Sunil Gupta : Une vie qui émeut

Une humanité maussade ressort de l’exposition du photographe Sunil Gupta. À l’affiche au Musée canadien de la photographie contemporaine, l’exposition traite d’immigration, de la famille et du VIH.

En entrant dans la salle d’exposition, le public plonge dans la vie du photographe d’origine indienne, Sunil Gupta. La présentation regroupe deux séries de photos, Sécurité sociale (1988) et Terres d’affinités (2001-2003). Les deux périodes de la vie de l’artiste, un passé et un présent, font ressentir un malaise qui intrigue.

La première série trace le parcours de la famille Gupta après leur arrivée au Canada. En bas de vignettes, leur histoire est racontée par la mère du photographe. Toutes les photos de cette série paraissent tirées d’un album de famille : elles ne sont ni parfaites, ni particulières, mais elles illustrent des moments de leur vie.

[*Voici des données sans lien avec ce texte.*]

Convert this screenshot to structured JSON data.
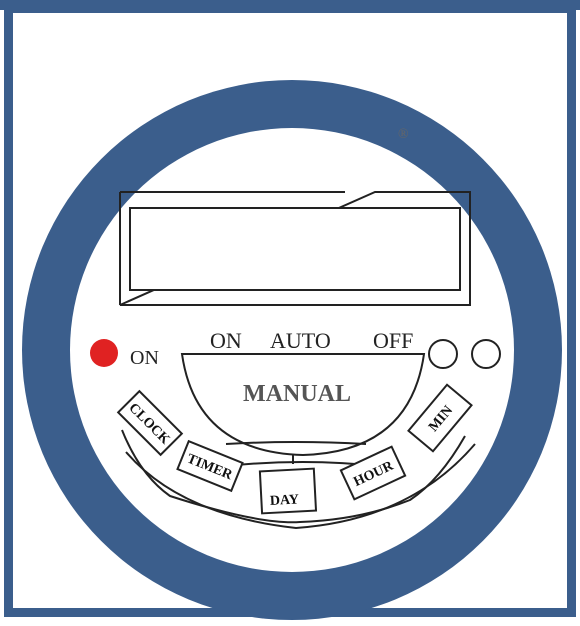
{
  "colors": {
    "frame": "#3b5e8c",
    "face": "#ffffff",
    "line": "#222222",
    "led": "#e02222",
    "manual_text": "#555555"
  },
  "mark": "®",
  "indicator": {
    "label": "ON",
    "led_color": "#e02222"
  },
  "mode": {
    "on": "ON",
    "auto": "AUTO",
    "off": "OFF"
  },
  "manual_label": "MANUAL",
  "buttons": {
    "clock": "CLOCK",
    "timer": "TIMER",
    "day": "DAY",
    "hour": "HOUR",
    "min": "MIN"
  },
  "icons": [
    "registered-mark",
    "led-indicator",
    "round-button"
  ]
}
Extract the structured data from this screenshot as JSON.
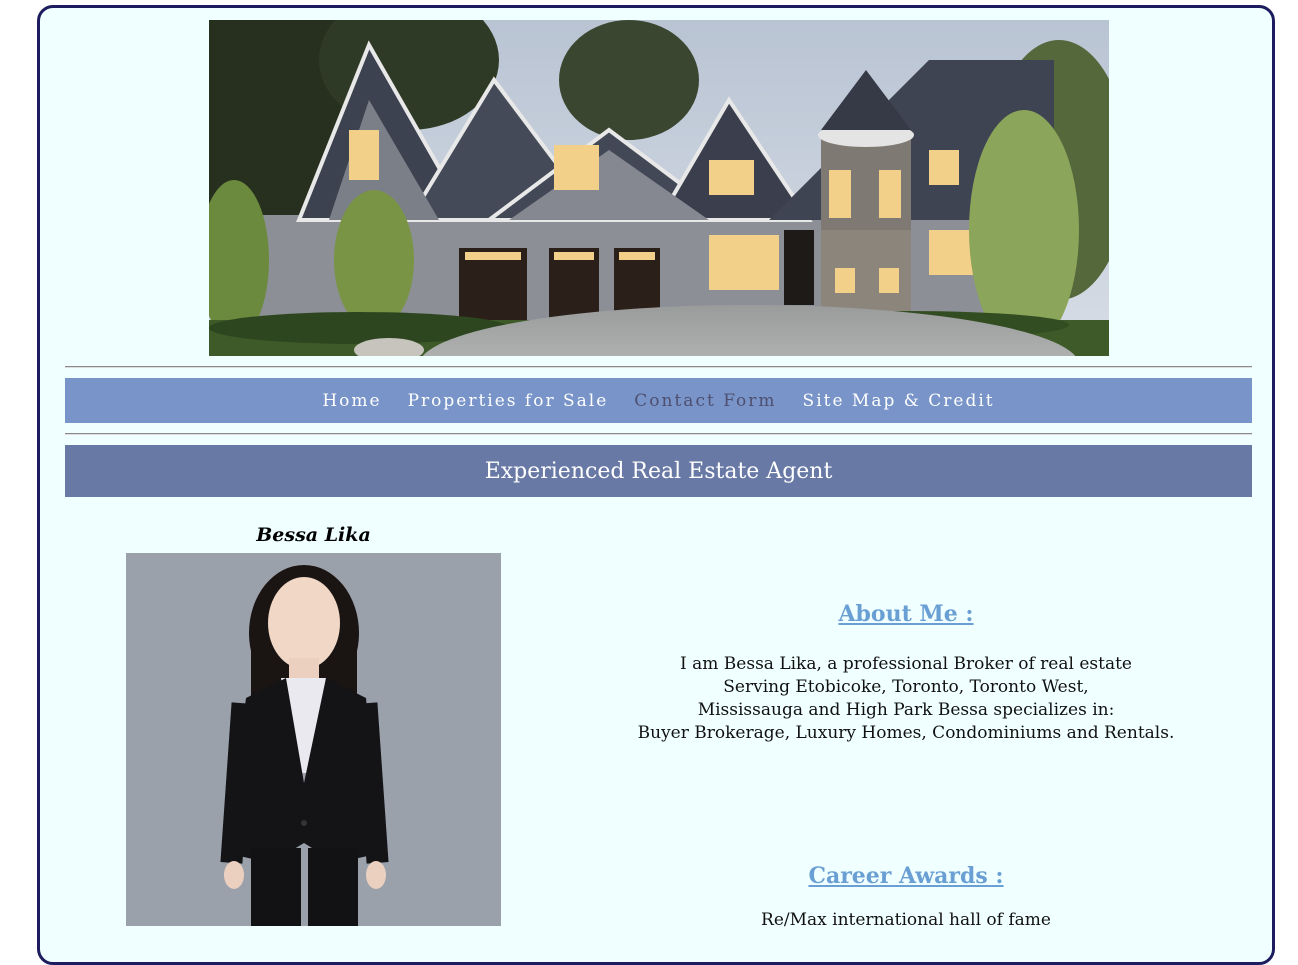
{
  "nav": {
    "items": [
      {
        "label": "Home"
      },
      {
        "label": "Properties for Sale"
      },
      {
        "label": "Contact Form"
      },
      {
        "label": "Site Map & Credit"
      }
    ]
  },
  "banner": {
    "title": "Experienced Real Estate Agent"
  },
  "agent": {
    "name": "Bessa Lika"
  },
  "about": {
    "heading": "About Me :",
    "lines": [
      "I am Bessa Lika, a professional Broker of real estate",
      "Serving Etobicoke, Toronto, Toronto West,",
      "Mississauga and High Park Bessa specializes in:",
      "Buyer Brokerage, Luxury Homes, Condominiums and Rentals."
    ]
  },
  "awards": {
    "heading": "Career Awards :",
    "first_item": "Re/Max international hall of fame"
  },
  "colors": {
    "page_bg": "#f0ffff",
    "frame_border": "#1c1c5e",
    "nav_bg": "#7894c8",
    "banner_bg": "#6879a6",
    "heading_link": "#6a9fd4"
  }
}
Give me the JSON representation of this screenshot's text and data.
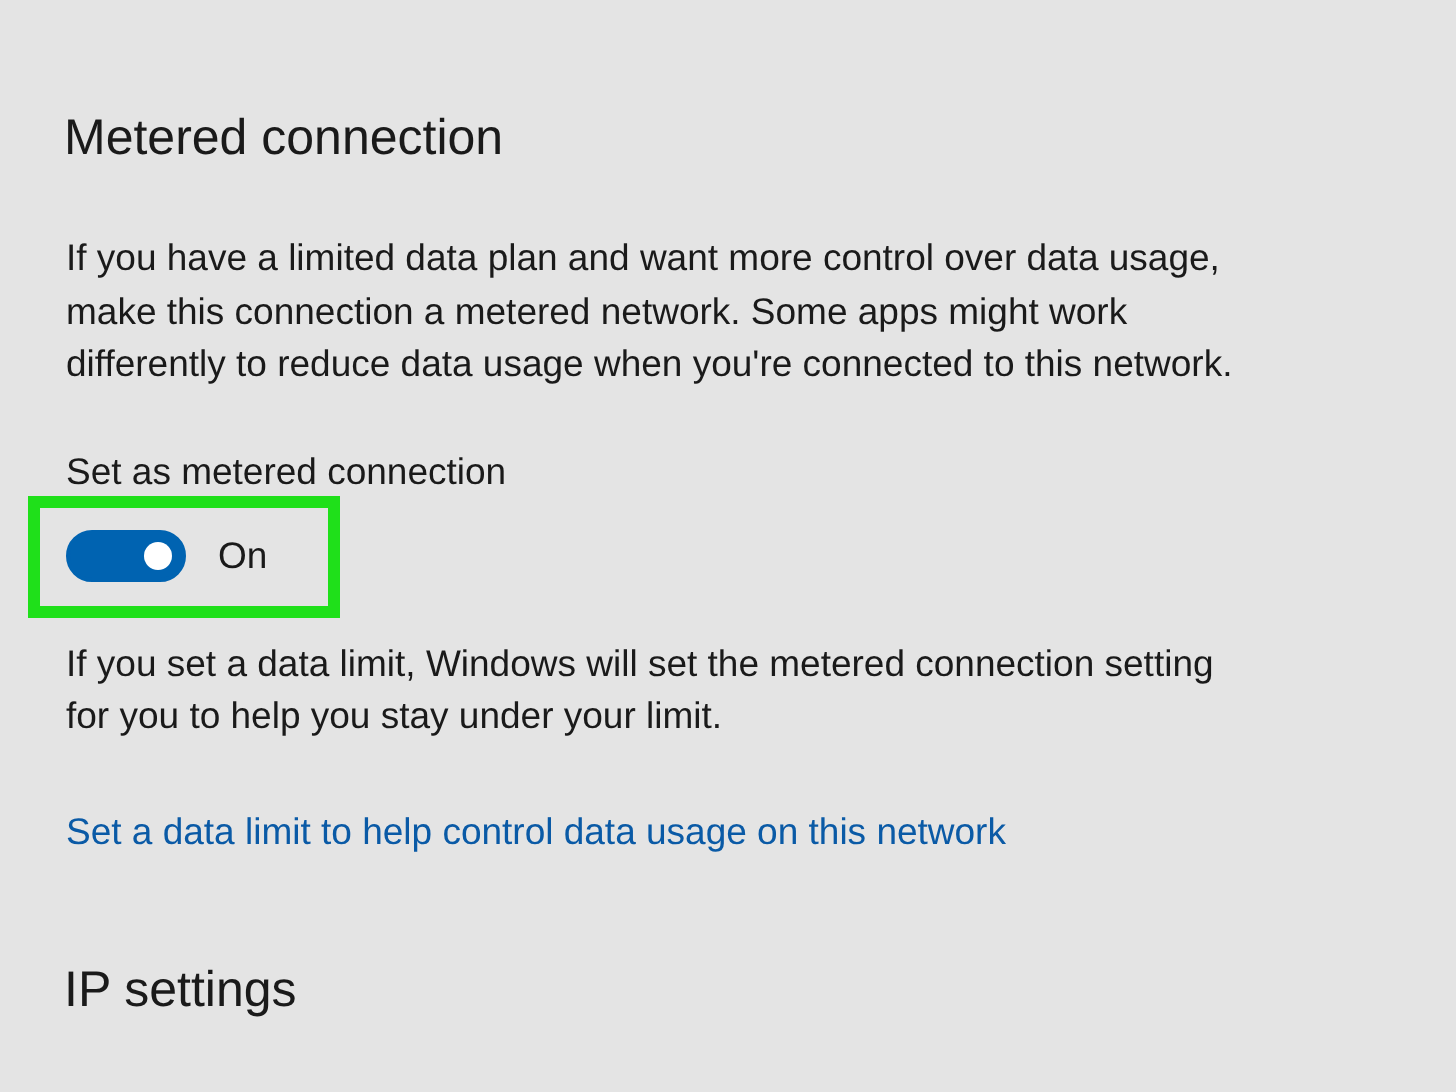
{
  "section": {
    "title": "Metered connection",
    "description": "If you have a limited data plan and want more control over data usage, make this connection a metered network. Some apps might work differently to reduce data usage when you're connected to this network.",
    "toggle": {
      "label": "Set as metered connection",
      "on": true,
      "state_text": "On",
      "highlighted": true
    },
    "note": "If you set a data limit, Windows will set the metered connection setting for you to help you stay under your limit.",
    "link": "Set a data limit to help control data usage on this network"
  },
  "next_section": {
    "title": "IP settings"
  }
}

Parmi tous les clichés, un trait ressort : les sourires sont presque entièrement absents. Les parents de Gupta, sur fonds champêtres et urbains, semblent touchés par un vide profond.

L’isolation culturelle du nouveau pays pousse Gupta et sa sœur à s’éloigner de leurs parents pour faire leur propre vie. Les obstacles de l’immigration transparaissent également, notamment dans un cliché qui souligne les difficultés du père à se trouver un emploi.

L’orientation sexuelle de Gupta joue aussi un rôle important dans le projet artistique. Il figure dans plusieurs images avec un copain. Sous une autre photo, sa mère espère qu’il se trouvera un jour une épouse.

Ce thème résonne dans la seconde série d’images. Sunil Gupta est atteint du VIH. Il présente dans Terres d’affinités une interprétation humaine et « anodine des paysages où se répand se fléau », écrit-il.

L’inspiration de Gupta naît de la distance psychologique qui le sépare de son Inde natale. Bien qu’étant un souvenir lointain, l’Inde demeure une de ses terres d’affinités, tout comme les États-Unis et l’Angleterre le sont devenus.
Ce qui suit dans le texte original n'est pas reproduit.